しかし、すぐに宅建士証をもらって重要事項説明ができるわけではありません。
宅建士として都道府県知事の登録を受けるためには、原則として「2年以上の実務経験」が必要です。
このとき、「うちの会社は不動産屋だけど、私の部署は経理部門。
「これも実務経験に入るの?」「事務のアルバイト期間もカウントできる?」と疑問に思う方も多いでしょう。
この記事では、宅建士登録に必要な実務経験の算入基準について、対象となる業務とならない業務の違いや、期間の計算ルールを、知識がない初心者にもわかりやすく噛み砕いて解説します!
結論!宅建士の登録には「顧客と直接関わる実務経験」が2年以上必要
結論から言うと、宅建士の登録に必要な実務経験として認められるのは、免許を受けた不動産会社で「顧客への説明」や「物件の調査」など、具体的な取引に直接関わった経験のみです。
これは、車の運転免許を取るための教習所に例えると、「実際に教習車に乗って路上を運転した時間(実技)」だけがカウントされ、「助手席に座って見ていた時間」や「教習所の受付で働いていた時間」は運転経験として認められないのと同じです。
【メリット・デメリット】
この厳格なルールがあることで、宅建士として登録された人が「現場のリアルな取引を理解している本物のプロ」であることが保証され、消費者が安心して取引を任せられるという業界全体のメリット(得)があります。
一方で、不動産会社で働いていても部署によってはいつまで経っても登録の要件を満たせず、別途お金と時間をかけて「実務講習」を受けなければならないというデメリット(負担)があります。
実務経験に算入できる業務とできない業務(一覧表)
同じ不動産会社で働いていても、お客様と直接接点のない管理部門や、単なるアシスタント業務は実務経験としてカウントされません。
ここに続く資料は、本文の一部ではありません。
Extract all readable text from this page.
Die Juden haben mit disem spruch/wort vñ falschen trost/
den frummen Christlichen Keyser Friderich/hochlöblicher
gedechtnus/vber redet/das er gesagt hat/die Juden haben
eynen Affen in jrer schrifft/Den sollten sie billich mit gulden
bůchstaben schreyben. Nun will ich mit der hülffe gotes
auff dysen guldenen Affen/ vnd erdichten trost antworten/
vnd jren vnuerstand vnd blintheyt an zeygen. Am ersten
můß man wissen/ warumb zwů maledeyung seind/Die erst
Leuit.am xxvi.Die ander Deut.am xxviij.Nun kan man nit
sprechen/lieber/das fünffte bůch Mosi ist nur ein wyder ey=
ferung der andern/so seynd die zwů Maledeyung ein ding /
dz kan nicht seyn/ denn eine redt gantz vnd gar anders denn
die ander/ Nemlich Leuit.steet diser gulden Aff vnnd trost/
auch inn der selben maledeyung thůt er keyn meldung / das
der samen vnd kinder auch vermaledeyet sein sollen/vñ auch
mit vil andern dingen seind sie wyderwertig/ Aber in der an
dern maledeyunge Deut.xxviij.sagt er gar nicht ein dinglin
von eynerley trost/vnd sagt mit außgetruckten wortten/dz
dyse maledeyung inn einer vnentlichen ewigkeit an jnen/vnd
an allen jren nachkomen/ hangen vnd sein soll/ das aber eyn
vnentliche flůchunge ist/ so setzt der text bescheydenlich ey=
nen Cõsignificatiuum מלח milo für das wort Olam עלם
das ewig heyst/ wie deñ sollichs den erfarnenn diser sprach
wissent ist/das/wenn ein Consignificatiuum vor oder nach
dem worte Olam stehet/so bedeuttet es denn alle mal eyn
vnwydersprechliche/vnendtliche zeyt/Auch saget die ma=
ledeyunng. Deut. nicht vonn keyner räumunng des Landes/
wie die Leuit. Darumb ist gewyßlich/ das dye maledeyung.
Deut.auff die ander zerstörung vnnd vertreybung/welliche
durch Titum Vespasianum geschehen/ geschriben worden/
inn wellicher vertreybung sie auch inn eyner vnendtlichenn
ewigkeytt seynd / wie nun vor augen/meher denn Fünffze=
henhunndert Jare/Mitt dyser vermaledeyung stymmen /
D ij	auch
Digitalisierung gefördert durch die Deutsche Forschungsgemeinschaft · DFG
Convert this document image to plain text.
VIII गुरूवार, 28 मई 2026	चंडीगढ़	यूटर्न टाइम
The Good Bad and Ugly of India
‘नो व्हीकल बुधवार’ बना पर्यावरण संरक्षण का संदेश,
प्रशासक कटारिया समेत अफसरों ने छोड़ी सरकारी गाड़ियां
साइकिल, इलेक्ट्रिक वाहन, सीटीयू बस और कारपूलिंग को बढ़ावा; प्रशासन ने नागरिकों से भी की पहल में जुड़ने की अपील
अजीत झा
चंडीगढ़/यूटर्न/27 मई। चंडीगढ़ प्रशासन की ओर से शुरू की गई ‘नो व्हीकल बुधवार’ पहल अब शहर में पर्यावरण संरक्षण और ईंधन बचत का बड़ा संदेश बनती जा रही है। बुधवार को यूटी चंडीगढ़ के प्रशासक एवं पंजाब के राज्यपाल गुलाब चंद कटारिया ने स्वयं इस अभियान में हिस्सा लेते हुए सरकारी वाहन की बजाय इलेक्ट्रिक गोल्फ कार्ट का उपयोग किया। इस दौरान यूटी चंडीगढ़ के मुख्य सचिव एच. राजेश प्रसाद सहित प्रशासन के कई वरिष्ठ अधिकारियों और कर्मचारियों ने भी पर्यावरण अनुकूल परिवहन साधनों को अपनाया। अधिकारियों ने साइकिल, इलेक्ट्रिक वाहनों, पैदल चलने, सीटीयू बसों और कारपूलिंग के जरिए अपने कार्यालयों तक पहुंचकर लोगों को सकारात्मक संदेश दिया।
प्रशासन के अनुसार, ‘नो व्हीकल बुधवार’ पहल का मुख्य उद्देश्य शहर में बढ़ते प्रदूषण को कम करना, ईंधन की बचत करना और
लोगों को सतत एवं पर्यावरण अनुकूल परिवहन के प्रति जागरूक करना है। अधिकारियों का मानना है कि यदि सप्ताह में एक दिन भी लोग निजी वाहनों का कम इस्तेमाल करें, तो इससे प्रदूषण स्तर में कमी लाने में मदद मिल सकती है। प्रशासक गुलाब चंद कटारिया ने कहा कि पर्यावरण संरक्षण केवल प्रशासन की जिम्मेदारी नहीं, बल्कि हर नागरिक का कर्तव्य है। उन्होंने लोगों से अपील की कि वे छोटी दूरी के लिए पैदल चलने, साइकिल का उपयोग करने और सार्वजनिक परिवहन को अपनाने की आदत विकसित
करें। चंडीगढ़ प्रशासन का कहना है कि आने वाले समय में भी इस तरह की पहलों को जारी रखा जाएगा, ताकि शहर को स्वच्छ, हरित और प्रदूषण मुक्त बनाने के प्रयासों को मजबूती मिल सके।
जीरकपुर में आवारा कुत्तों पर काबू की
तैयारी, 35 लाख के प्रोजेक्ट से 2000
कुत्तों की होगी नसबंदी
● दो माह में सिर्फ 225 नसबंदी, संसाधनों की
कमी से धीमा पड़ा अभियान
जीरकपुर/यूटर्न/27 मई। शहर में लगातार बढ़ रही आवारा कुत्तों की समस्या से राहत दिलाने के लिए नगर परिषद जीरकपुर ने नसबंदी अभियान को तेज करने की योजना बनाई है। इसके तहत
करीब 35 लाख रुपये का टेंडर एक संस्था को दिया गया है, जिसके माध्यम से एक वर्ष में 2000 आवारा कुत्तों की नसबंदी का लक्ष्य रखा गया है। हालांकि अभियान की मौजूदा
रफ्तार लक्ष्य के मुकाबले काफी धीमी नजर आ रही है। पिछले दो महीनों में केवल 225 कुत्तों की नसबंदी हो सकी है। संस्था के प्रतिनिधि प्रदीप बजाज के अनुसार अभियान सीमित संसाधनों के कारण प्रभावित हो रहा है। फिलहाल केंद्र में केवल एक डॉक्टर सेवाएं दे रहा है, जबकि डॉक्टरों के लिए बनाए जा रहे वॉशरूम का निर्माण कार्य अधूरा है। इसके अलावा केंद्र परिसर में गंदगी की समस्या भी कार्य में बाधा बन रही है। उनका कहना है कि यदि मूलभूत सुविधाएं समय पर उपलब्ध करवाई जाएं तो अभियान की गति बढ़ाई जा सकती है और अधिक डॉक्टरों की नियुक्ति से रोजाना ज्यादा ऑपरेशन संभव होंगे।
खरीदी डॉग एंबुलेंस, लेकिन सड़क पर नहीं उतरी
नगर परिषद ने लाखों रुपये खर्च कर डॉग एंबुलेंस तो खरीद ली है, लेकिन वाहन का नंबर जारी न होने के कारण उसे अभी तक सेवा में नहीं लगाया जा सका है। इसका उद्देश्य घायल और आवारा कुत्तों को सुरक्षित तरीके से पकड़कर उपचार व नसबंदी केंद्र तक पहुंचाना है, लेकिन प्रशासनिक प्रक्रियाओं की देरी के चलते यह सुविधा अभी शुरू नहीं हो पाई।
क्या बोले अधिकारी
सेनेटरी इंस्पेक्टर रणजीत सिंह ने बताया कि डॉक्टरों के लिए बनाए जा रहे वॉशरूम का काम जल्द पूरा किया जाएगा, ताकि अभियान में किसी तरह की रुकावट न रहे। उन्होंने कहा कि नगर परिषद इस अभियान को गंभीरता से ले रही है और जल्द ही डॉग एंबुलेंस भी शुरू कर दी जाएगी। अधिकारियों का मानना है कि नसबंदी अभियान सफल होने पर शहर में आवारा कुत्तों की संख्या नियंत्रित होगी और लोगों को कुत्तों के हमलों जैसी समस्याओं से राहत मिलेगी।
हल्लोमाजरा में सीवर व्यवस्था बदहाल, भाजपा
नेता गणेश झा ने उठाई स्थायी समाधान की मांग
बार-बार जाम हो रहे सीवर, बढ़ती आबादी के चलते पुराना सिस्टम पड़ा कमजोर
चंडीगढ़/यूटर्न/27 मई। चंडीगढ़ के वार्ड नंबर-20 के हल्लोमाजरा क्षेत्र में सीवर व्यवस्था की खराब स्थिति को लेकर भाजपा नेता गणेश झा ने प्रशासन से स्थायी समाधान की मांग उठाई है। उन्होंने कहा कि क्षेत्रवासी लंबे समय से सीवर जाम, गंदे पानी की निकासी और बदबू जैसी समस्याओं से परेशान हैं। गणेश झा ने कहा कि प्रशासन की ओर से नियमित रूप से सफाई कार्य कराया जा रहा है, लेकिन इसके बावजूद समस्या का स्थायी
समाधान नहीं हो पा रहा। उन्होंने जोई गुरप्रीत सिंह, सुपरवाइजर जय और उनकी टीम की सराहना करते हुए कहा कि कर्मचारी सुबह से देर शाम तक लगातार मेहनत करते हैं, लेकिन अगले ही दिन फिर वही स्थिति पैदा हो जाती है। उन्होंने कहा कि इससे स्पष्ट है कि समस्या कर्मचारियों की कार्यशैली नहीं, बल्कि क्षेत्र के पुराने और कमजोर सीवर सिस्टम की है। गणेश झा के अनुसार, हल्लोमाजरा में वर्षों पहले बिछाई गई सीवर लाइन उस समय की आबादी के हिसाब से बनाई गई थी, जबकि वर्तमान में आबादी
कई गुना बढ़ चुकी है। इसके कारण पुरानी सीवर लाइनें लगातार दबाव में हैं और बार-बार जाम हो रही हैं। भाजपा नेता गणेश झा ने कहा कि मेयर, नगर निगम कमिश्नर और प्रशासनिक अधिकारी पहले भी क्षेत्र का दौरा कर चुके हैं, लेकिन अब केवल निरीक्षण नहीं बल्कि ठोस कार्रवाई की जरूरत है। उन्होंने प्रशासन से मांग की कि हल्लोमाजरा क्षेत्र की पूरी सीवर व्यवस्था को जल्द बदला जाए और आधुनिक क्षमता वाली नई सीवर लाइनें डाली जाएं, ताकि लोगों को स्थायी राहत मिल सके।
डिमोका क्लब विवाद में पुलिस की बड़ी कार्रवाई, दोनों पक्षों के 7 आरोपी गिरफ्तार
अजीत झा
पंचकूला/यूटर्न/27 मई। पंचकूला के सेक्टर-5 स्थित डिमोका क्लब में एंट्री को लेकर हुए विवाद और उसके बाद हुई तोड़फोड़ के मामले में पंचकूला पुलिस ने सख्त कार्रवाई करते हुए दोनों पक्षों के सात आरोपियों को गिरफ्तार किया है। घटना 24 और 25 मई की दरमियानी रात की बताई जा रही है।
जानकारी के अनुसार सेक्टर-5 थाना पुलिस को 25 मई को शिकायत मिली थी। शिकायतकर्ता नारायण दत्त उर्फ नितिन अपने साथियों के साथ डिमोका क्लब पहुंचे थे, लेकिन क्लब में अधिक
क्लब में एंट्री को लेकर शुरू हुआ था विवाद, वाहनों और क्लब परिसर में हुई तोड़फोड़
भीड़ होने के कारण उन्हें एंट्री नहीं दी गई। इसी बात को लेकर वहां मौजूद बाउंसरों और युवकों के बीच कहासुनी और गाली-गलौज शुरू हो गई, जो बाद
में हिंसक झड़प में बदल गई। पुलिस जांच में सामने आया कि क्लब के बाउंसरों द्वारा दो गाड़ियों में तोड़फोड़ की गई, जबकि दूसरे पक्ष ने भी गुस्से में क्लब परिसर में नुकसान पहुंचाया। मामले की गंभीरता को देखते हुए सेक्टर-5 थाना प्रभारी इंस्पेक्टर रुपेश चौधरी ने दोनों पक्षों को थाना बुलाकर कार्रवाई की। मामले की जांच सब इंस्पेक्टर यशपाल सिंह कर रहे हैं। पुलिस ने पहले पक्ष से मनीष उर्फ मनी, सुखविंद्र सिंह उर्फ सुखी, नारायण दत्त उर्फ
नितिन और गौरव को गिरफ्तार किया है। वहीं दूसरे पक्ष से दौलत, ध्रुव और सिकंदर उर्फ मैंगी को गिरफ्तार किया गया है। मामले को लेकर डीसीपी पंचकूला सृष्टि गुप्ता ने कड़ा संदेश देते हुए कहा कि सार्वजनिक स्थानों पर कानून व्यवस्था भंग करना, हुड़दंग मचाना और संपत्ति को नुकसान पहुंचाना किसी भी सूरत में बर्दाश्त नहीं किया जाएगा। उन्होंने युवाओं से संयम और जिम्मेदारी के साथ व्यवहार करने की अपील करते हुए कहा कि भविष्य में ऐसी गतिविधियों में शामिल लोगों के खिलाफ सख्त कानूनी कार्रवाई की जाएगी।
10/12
国土交通省のガイドラインに基づく判断基準は以下の通りです。
| 業務の内容 | 実務経験への算入 | 具体例 |
|---|---|---|
| 具体的な取引に関する業務 | 算入できる(対象) | 顧客への物件説明、物件の現地調査、契約業務など |
| 一般管理部門での業務 | 算入できない(対象外) | 総務、人事、経理、財務など, |
| 補助的な事務・顧客と接しない業務 | 算入できない(対象外) | 受付、秘書、単なるデータ入力などの補助作業, |
総務や経理、受付などの補助的業務は対象外!
一般管理部門(つまり、会社の組織を裏から支える総務や人事、お金の管理をする経理などの部署のこと)に所属していた期間や、受付・秘書といった顧客と直接の接触がない部門、単なる補助的な事務に従事した期間は、実務経験に算入しないのが適当とされています。
【メリット・デメリット】
実務経験の範囲を「直接の取引業務」に限定することで、名ばかりの経験で資格を取得するペーパー宅建士を防げるという得があります。
しかし、異動で営業部門から経理部門に移った場合、経理部門での期間はカウントがストップしてしまうため、会社側で従業員のキャリアプランと資格取得のスケジュールを慎重に調整しなければならないというデメリット(管理上の注意点)が生じます。
実務経験の期間計算ルール!試験合格前の経験もカウントできる?
実務経験の期間は月単位で計算され、宅建試験に合格する前の期間であっても経験としてカウントすることができます。
これは、プロスポーツ選手になるための実績づくりにおいて、「プロテストに受かった後の試合」だけでなく、「テストに受かる前の見習い期間の試合」も公式な実績として評価してもらえるのと同じような仕組みです。
【メリット・デメリット】
試験合格前の期間も算入できるルールがあることで、長年不動産営業として頑張ってきた人が試験に合格した場合、すぐに実務経験を証明して宅建士としてスピーディーにデビューできるという大きなメリット(得)があります。
まとめ
結論として、宅建士として都道府県知事の登録を受けるための「実務経験2年」に算入できるのは、不動産会社において「顧客への説明」や「物件の調査」など、具体的な取引に直接関わる業務を行った期間だけです。
同じ不動産会社での勤務であっても、総務や経理などの一般管理部門、受付や秘書といった顧客と直接接触しない部門、単なる補助的な事務作業の期間は対象外となります。
実務経験の期間は月単位(20日で1ヶ月換算)で計算され、試験に合格する前の経験もカウント可能です。
実務経験証明書を作成する際は、ご自身の従事していた業務内容が基準を満たしているか、しっかりと確認して手続きを進めましょう。